La communauté internationale a dépensé une fortune pour essayer d’améliorer cette situation. Depuis 2006, les États donateurs ont alloué au pays plus de 14 milliards de dollars d’aide à travers de vastes programmes d’assistance. Les résultats sont toutefois très faibles. La RDC occupe en effet la dernière place au classement des Nations unies suivant l’indice de développement humain, et le peuple congolais continue de souffrir.
Pourquoi l’impact d’un tel investissement est-il si marginal? Principalement parce que le gouvernement congolais n’assure pas la sécurité de sa population. Les problèmes considérables auxquels font face les Congolais – des déplacements prolongés, tueries et viols de masse au commerce illégal de minerais et à une économie brisée – ne pourront être résolus tant que l’insécurité ne sera pas traitée. Les progrès réalisés dans des secteurs essentiels tels que l’éducation et la santé sont trop souvent anéantis par des massacres continus. Il est indispensable de s’engager sérieusement à protéger les civils contre toute forme de violence, et à en faire la priorité no 1.

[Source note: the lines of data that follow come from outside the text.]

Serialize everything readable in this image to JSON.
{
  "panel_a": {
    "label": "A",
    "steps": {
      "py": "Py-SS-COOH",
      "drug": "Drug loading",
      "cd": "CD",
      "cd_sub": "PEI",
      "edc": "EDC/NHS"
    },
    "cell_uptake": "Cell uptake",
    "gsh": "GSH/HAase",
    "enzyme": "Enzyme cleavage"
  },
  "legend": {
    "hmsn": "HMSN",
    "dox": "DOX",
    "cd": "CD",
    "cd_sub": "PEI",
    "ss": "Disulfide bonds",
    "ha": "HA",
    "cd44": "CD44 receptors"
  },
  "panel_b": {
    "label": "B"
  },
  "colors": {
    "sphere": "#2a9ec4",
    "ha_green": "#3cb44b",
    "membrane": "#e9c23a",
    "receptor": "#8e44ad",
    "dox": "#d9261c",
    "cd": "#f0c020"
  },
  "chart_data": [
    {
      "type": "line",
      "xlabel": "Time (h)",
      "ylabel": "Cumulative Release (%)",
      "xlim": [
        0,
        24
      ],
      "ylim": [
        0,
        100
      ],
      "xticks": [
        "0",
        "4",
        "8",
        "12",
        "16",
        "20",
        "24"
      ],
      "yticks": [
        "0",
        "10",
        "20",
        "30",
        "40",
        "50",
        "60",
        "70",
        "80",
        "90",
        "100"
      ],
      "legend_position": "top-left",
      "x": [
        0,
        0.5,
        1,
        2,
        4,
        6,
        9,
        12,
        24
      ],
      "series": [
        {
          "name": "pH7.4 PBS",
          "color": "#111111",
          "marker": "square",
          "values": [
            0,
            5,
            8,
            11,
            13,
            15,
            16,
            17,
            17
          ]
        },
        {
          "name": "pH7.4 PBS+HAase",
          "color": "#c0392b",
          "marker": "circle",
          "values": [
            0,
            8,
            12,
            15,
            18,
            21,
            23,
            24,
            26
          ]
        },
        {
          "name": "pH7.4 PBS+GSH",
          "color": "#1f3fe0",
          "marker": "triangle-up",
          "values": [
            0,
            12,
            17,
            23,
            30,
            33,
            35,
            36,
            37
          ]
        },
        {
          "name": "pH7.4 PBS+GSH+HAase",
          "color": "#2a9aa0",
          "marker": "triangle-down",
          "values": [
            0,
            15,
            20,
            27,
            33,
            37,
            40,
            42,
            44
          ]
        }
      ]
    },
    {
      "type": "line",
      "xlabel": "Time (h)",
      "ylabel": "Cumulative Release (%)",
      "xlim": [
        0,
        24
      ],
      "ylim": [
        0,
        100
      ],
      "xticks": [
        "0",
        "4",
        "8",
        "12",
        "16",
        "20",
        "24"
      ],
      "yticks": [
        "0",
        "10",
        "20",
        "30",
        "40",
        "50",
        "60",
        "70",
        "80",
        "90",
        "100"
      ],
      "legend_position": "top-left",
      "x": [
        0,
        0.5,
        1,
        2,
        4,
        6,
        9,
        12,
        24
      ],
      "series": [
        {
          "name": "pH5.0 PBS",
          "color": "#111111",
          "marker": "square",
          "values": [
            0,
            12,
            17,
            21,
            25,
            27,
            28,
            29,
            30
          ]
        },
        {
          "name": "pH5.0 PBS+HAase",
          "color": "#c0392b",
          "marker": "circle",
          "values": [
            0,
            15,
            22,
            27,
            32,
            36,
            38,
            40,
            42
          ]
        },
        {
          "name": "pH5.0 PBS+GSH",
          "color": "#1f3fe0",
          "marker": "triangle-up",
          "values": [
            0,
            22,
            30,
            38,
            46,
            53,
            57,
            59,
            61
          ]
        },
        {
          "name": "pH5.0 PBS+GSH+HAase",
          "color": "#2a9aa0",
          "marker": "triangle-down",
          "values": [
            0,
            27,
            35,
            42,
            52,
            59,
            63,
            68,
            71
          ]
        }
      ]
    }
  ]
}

L’armée, la police et le pouvoir judiciaire congolais ne sont pas en mesure de mener à bien cette tâche. En plus d’être désorganisés, de manquer de ressources et de compétences, ils sont directement responsables de certains des pires abus des droits humains. L’armée est l’auteur d’une grande partie des crimes commis à l’encontre des civils: il est urgent de restructurer solidement ce secteur. Le problème réside dans le manque d’intérêt du gouvernement congolais à entreprendre des réformes exhaustives. À l’inverse, sa politique n’a fait que soutenir les officiels responsables de violations des droits humains. Des individus accusés de crimes de guerre ou de graves exactions se sont vu protéger et promouvoir au sein de l’armée. Les membres corrompus de l’armée et du gouvernement, qui se servent sur le salaire des soldats et exploitent illégalement les ressources minières du pays, restent impunis.
Une solution existe néanmoins. Le gouvernement congolais, avec la volonté politique nécessaire et le soutien de la communauté internationale, peut réformer l’armée afin qu’elle bénéficie de ressources adéquates, qu’elle s’organise et rende des comptes et devienne ainsi capable de protéger les civils. Il est urgent de faire émerger cette volonté. Suite aux récentes élections entachées d’irrégularités en RDC, les États-Unis et d’autres bailleurs réévaluent leurs programmes d’aide. Le président Kabila cherche à renforcer sa légitimité internationale. L’assistance fournie par les donateurs étrangers équivaut presque à la moitié du budget annuel de la RDC. L’Union européenne et les États-Unis devraient conduire la communauté internationale à conclure un nouvel accord avec la RDC, qui impose des conditions et critères clairs pour mesurer les progrès réalisés dans la réforme de l’armée, en contrepartie d’une assistance et d’une reconnaissance durables. Ces conditions pourraient inclure le respect des droits humains par l’armée congolaise, la révocation des individus faisant obstruction aux réformes, et des progrès dans la mise en œuvre d’un plan de réforme militaire. Si les États donateurs agissent ensemble de manière cohérente, ils bénéficieront d’une influence considérable. Les bailleurs clés, notamment la Chine, l’Angola et l’Afrique du Sud, doivent soutenir cette initiative afin de former un front international uni concernant la situation en RDC.
Trop d’argent a été gaspillé, trop de sang a coulé pour ne pas saisir dès aujourd’hui cette opportunité.